- The Washington Times - Tuesday, November 25, 2008

Rep. Virgil H. Goode Jr., Virginia Republican, said Monday he will request a recount of his 5th District congressional race after official election results showed that challenger Tom Perriello unseated him by 745 votes.

“In an election this close … a recount is an important protection for voters,” Mr. Goode said Monday afternoon. “It ensures that each ballot that was lawfully cast in the election is counted, and that the votes are accurately tallied.”

The Virginia State Board of Elections certified the election results Monday. Mr. Perriello’s apparent victory completes Democrats’ aggressive gains in the Nov. 4 elections and gives the party a 6-5 majority among Virginia’s House delegation.

Republicans held an 8-3 advantage entering the races, but lost seats in the 2nd, 5th and 11th districts.

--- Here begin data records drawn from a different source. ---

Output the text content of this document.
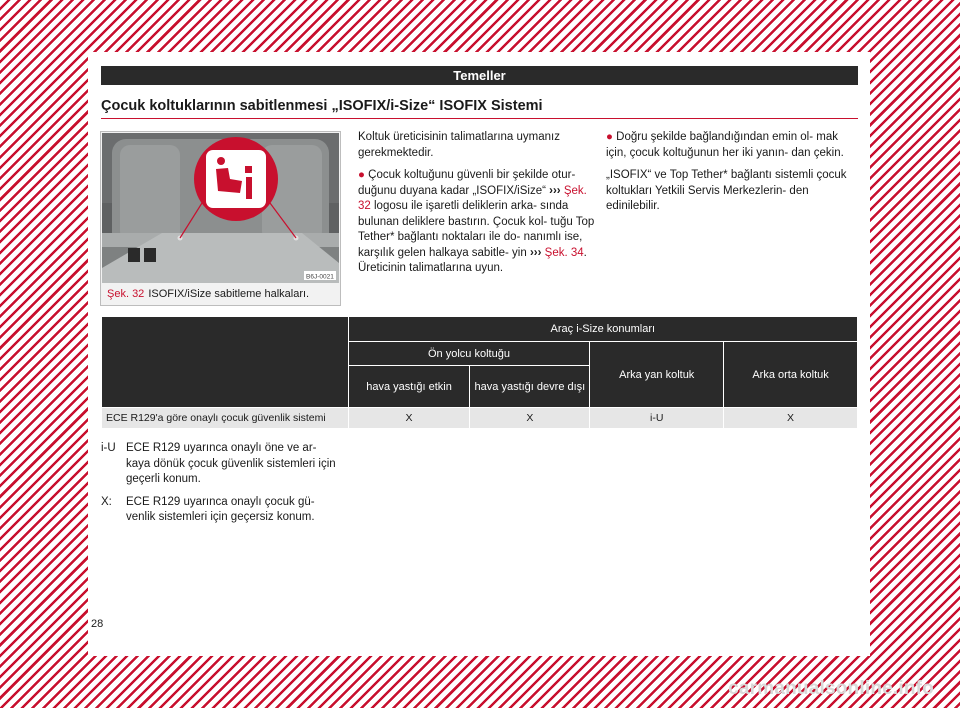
Temeller
Çocuk koltuklarının sabitlenmesi „ISOFIX/i-Size“ ISOFIX Sistemi
B6J-0021
Şek. 32 ISOFIX/iSize sabitleme halkaları.

Koltuk üreticisinin talimatlarına uymanız gerekmektedir.

● Çocuk koltuğunu güvenli bir şekilde otur- duğunu duyana kadar „ISOFIX/iSize“ ››› Şek. 32 logosu ile işaretli deliklerin arka- sında bulunan deliklere bastırın. Çocuk kol- tuğu Top Tether* bağlantı noktaları ile do- nanımlı ise, karşılık gelen halkaya sabitle- yin ››› Şek. 34. Üreticinin talimatlarına uyun.

● Doğru şekilde bağlandığından emin ol- mak için, çocuk koltuğunun her iki yanın- dan çekin.

„ISOFIX“ ve Top Tether* bağlantı sistemli çocuk koltukları Yetkili Servis Merkezlerin- den edinilebilir.

	Araç i-Size konumları			
	Ön yolcu koltuğu		Arka yan koltuk	Arka orta koltuk
	hava yastığı etkin	hava yastığı devre dışı		
ECE R129'a göre onaylı çocuk güvenlik sistemi	X	X	i-U	X
i-U ECE R129 uyarınca onaylı öne ve ar- kaya dönük çocuk güvenlik sistemleri için geçerli konum.
X:	ECE R129 uyarınca onaylı çocuk gü- venlik sistemleri için geçersiz konum.
28
carmanualsonline.info
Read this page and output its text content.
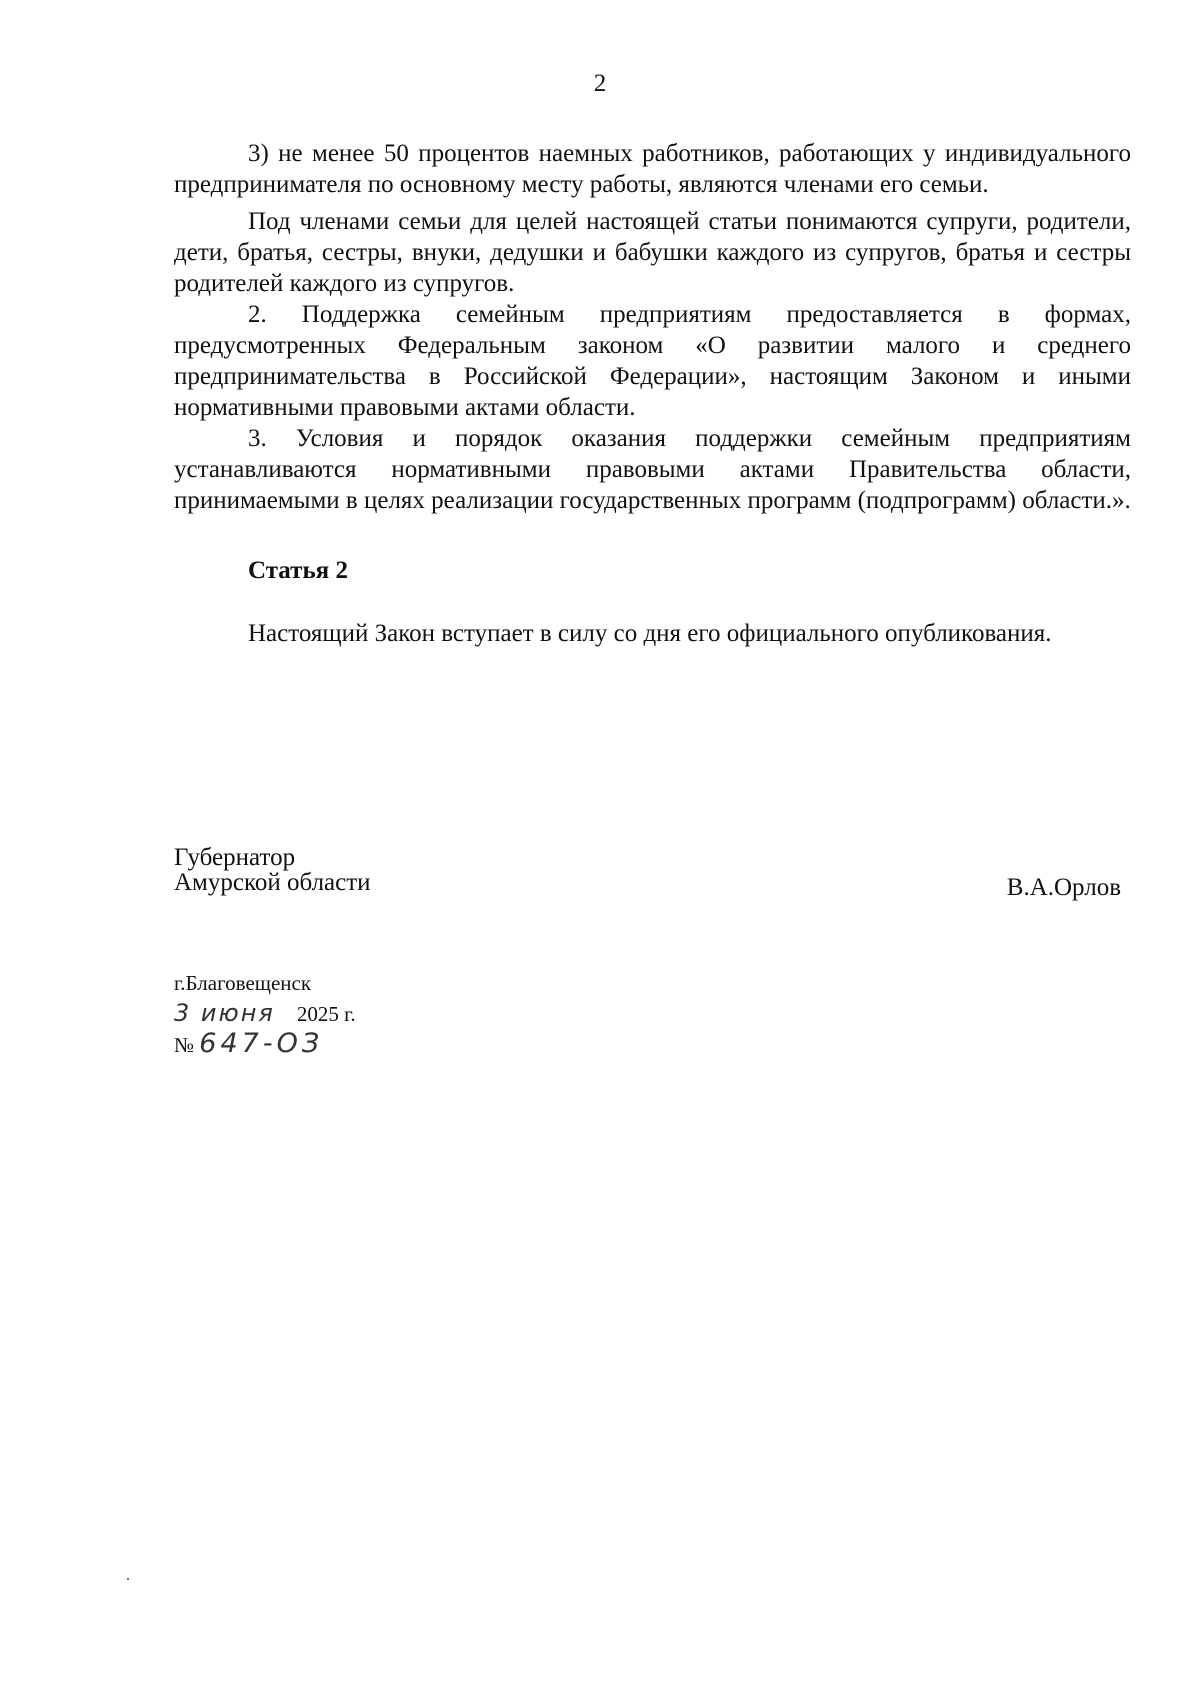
2

3) не менее 50 процентов наемных работников, работающих у индивидуального предпринимателя по основному месту работы, являются членами его семьи.

Под членами семьи для целей настоящей статьи понимаются супруги, родители, дети, братья, сестры, внуки, дедушки и бабушки каждого из супругов, братья и сестры родителей каждого из супругов.

2. Поддержка семейным предприятиям предоставляется в формах, предусмотренных Федеральным законом «О развитии малого и среднего предпринимательства в Российской Федерации», настоящим Законом и иными нормативными правовыми актами области.

3. Условия и порядок оказания поддержки семейным предприятиям устанавливаются нормативными правовыми актами Правительства области, принимаемыми в целях реализации государственных программ (подпрограмм) области.».

Статья 2

Настоящий Закон вступает в силу со дня его официального опубликования.

Губернатор
Амурской области	В.А.Орлов
г.Благовещенск
3 июня 2025 г.
№ 647-ОЗ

“The citizens of the 5th District have spoken, every vote has been counted and certified, and they have elected Tom Perriello to be their new representative in Washington to bring the change and economic recovery they need,” Perriello spokeswoman Jessica Barba said.

Still, Mr. Goode’s call for a recount is valid under state law, which says a candidate whose margin of defeat is 1 percent or less of the total votes cast has 10 days following certification of the votes to make the request.

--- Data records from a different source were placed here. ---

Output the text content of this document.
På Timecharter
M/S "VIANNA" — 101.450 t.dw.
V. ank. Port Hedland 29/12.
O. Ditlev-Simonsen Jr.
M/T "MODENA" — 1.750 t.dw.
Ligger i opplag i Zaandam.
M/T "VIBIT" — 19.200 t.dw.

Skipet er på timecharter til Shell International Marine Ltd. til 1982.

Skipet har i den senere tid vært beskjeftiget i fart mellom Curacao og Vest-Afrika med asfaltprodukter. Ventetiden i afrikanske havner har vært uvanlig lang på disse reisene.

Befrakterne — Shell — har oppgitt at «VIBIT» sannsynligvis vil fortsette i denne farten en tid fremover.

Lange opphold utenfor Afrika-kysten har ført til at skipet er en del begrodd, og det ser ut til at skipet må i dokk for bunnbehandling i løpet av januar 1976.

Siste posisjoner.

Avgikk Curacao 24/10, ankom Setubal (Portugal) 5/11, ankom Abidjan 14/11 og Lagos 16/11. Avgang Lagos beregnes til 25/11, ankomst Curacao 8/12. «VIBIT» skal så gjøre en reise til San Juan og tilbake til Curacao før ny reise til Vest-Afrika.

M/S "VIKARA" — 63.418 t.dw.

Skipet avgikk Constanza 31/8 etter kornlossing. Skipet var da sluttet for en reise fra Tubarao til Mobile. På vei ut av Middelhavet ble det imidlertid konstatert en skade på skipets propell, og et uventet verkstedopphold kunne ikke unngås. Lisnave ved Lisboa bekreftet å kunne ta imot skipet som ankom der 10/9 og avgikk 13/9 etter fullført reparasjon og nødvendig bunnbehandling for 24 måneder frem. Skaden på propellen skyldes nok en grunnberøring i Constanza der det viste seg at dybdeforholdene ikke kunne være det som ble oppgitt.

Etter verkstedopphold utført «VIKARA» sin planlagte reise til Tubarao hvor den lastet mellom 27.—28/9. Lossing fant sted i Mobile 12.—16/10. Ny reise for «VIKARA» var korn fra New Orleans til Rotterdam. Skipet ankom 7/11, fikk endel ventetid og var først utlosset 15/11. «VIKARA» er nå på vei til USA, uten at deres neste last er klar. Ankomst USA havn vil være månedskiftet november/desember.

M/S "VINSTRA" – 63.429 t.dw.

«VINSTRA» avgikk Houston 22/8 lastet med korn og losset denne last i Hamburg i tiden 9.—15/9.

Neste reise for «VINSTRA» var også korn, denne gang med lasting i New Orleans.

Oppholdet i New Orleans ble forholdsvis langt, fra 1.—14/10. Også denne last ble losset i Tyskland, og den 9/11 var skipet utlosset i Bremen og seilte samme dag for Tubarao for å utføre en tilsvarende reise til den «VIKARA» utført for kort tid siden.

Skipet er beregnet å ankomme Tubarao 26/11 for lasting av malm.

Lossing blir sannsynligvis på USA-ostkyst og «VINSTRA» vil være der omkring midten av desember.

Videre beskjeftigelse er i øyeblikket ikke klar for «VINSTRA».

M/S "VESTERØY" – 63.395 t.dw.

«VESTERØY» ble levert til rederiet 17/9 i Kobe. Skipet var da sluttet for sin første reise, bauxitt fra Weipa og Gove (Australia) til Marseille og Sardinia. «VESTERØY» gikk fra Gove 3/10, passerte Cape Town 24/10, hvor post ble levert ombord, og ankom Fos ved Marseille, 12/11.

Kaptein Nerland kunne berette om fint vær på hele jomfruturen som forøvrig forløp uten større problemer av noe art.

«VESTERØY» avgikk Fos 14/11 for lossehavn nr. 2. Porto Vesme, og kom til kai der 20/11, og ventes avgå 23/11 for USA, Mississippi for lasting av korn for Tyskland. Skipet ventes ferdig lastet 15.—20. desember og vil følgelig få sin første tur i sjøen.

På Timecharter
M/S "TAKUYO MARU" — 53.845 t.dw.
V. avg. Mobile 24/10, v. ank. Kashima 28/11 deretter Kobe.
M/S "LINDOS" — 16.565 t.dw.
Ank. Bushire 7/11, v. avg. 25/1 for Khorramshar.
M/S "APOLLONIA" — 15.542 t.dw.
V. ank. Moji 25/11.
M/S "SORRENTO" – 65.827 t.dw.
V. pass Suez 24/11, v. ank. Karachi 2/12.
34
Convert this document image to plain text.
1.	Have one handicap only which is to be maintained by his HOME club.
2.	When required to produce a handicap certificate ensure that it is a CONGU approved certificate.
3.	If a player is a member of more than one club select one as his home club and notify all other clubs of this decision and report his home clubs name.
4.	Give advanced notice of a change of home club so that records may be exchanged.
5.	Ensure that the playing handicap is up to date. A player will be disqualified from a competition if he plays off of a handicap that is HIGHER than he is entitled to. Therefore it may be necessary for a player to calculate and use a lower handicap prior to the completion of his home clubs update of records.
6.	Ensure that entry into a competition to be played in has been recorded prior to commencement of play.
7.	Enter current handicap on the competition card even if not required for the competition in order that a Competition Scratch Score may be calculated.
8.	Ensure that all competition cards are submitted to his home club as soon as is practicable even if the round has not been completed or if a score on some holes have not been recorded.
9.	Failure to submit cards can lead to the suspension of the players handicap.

The six-term incumbent - who also has represented the district as a Democrat and independent - said the vote count has changed dramatically in the days following the election, noting that he was ahead by 446 votes on Nov. 5.

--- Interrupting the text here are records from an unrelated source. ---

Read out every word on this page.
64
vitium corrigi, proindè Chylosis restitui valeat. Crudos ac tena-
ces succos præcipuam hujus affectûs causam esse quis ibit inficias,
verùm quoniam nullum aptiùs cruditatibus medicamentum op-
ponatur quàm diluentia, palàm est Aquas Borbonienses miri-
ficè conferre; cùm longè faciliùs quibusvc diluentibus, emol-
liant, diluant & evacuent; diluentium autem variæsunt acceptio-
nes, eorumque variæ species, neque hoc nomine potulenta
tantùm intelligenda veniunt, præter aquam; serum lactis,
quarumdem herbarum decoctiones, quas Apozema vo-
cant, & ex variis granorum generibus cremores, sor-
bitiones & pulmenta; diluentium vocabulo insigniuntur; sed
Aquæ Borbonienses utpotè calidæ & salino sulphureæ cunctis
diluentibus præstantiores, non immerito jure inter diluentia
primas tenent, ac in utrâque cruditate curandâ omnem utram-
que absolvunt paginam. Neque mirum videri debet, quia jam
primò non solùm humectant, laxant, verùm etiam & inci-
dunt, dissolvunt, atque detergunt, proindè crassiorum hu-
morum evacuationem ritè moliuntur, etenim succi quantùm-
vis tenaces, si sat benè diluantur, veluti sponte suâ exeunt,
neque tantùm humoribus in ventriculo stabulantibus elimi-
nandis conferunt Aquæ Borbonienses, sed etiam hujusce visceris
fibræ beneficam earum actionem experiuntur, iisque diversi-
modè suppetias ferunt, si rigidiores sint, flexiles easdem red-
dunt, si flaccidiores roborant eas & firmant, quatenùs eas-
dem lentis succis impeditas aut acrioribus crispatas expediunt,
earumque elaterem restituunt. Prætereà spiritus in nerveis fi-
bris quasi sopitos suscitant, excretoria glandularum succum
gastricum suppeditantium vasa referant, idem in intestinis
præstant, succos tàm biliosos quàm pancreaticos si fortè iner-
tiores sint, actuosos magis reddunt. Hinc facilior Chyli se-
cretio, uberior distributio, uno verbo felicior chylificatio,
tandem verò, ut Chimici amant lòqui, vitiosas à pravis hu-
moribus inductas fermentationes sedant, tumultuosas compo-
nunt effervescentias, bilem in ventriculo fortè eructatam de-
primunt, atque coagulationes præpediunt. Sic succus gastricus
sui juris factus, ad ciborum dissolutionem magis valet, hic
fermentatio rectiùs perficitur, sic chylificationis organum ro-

Mr. Goode, 62, said he will file the paperwork necessary for a recount on Tuesday.

A recount “also gives us a chance to ensure that each candidate’s tally is comprised only of votes that were properly and lawfully cast,” he said.

A recount is unlikely to reverse the race’s result, but the request makes sense in the event of an error that cost Mr. Goode a large amount of votes, said Bob Holsworth, a political analyst at Virginia Commonwealth University.

“Mathematically, [Mr. Goode’s] behind at a level that’s rarely overturned,” Mr. Holsworth said. “But he has the right for the recount, and I think he’s exercising that right.”

There were more than 316,000 votes cast in the 5th District race. By comparison, nearly 2 million votes were cast in the 2005 attorney general’s race between Republican Bob McDonnell and Democrat R. Creigh Deeds, which was the closest statewide election in modern Virginia history.

A recount in that contest widened the margin of victory for Mr. McDonnell by a mere 37 votes, putting him 360 votes ahead of Mr. Deeds.

Ms. Barba said Mr. Perriello, 34, who already has begun his transition efforts, will continue seeking advice, hiring staff and taking other measures to prepare for his likely time in office.

“Congressman-elect Perriello is going to be focused 100 percent on transition from here on out,” she said.

Democrats have not held a majority of the state’s House seats since 1998.

Virginia residents also elected Democrat Mark Warner to the U.S. Senate and voted for President-elect Barack Obama, marking the first time the state has sided with a Democratic presidential candidate since 1964.